The degree of acculturation is known to significantly change breastfeeding behaviors in women (123, 124). Kimbro et al. observed that Mexican immigrants were more likely to breastfeed for longer time periods than Mexican-Americans who exhibited similar behaviors as U.S. white mothers (118).  In mothers enrolled in the Women, Infant and Children’s Program, less acculturated mothers were more concerned about the weight of their children and pressurized them to eat more (125). Also, Spanish-speaking Hispanic participants had a greater tendency to use food to calm their children, as compared to those who spoke English (120). In Latino mothers living in the U.S., Sussner et al. concluded that exclusive use of the native language was associated with greater BMI in children as young as age 24 months (OR=1.94) (126).  Additional research is needed to understand the influence of grandparents’ involvement on childhood obesity within the context of culture, race/ethnicity and degree of acculturation.

5. Conclusions

The birth of a new baby gives grandparents a new chance to reenter and reconnect with their adult children who typically seek parental assistance. Thus, the first two years are a unique opportunity for grandparents to promote healthy eating for children. At present, few studies that include the actual grandparent have investigated whether grandparent involvement is related to feeding practices and subsequent weight outcomes in children aged 0-2 years.

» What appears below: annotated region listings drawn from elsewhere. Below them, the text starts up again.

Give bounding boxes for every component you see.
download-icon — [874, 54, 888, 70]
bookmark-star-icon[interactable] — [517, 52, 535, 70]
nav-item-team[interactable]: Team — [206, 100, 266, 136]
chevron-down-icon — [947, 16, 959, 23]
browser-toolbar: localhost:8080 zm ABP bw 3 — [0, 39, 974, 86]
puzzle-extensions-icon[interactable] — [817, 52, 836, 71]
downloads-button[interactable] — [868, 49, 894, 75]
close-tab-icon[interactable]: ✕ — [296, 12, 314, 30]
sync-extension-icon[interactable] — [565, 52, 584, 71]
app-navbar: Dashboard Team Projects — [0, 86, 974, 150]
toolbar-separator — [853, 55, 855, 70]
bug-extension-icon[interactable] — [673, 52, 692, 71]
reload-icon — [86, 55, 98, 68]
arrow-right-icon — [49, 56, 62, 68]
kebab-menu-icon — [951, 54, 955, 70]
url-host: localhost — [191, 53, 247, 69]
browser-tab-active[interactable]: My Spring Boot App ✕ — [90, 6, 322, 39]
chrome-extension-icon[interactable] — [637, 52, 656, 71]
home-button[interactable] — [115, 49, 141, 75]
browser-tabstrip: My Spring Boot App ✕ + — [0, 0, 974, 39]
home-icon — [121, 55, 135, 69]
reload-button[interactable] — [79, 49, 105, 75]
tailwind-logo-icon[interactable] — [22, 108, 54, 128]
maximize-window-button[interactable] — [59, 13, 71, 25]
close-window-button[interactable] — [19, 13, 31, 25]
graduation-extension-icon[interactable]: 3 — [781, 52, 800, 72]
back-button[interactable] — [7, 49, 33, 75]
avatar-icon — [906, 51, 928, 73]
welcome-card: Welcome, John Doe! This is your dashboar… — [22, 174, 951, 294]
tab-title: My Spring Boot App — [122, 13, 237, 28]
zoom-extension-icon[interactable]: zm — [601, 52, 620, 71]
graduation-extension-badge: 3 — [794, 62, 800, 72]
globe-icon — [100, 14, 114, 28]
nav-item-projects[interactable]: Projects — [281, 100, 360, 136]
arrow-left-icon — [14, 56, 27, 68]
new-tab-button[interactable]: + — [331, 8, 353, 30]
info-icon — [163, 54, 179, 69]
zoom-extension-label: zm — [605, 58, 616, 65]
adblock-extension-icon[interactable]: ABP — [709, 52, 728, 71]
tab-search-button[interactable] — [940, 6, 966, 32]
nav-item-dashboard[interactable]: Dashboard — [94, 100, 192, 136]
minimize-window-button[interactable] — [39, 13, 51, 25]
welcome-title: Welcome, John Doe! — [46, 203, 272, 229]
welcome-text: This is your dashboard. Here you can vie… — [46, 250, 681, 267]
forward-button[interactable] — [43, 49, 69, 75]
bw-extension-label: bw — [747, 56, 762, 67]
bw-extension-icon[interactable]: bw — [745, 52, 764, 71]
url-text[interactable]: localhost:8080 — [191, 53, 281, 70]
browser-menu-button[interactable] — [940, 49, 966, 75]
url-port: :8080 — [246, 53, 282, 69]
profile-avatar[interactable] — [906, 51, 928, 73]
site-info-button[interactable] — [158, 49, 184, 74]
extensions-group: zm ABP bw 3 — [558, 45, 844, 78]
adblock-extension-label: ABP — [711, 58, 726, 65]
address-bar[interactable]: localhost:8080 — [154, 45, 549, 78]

Interventions for childhood obesity are increasingly incorporating a family-focused approach. Whereas co-parenting between parents is well documented, the nature of co-parenting between parents and grandparents, (competitive or cooperative) and its influence on feeding practices and weight gain in child remains a missing link in the puzzle.  A need exists to discover successful characteristics of the grandparent/parent who co-parent in triadic feeding interactions, which could promote healthy feeding practices and reduce the risk of obesity in child.

Other areas that warrant further investigation are the effect of grandparents’ healthy eating, appropriate nutrition knowledge, attitudes and beliefs about nutrition; and Body Mass Index (BMI) on child feeding practices and obesity risk at multiple time points between 3-24 months.

Finally, it is critical to investigate the relative contribution of the above factors within the context of race/ethnicity, degree of acculturation and cultural norms of the grandparents and parents. These critical barriers in obesity prevention need to be addressed in order provide child and health care professionals the tools to create robust, effective interventions that incorporate grandparents as important partners in obesity prevention.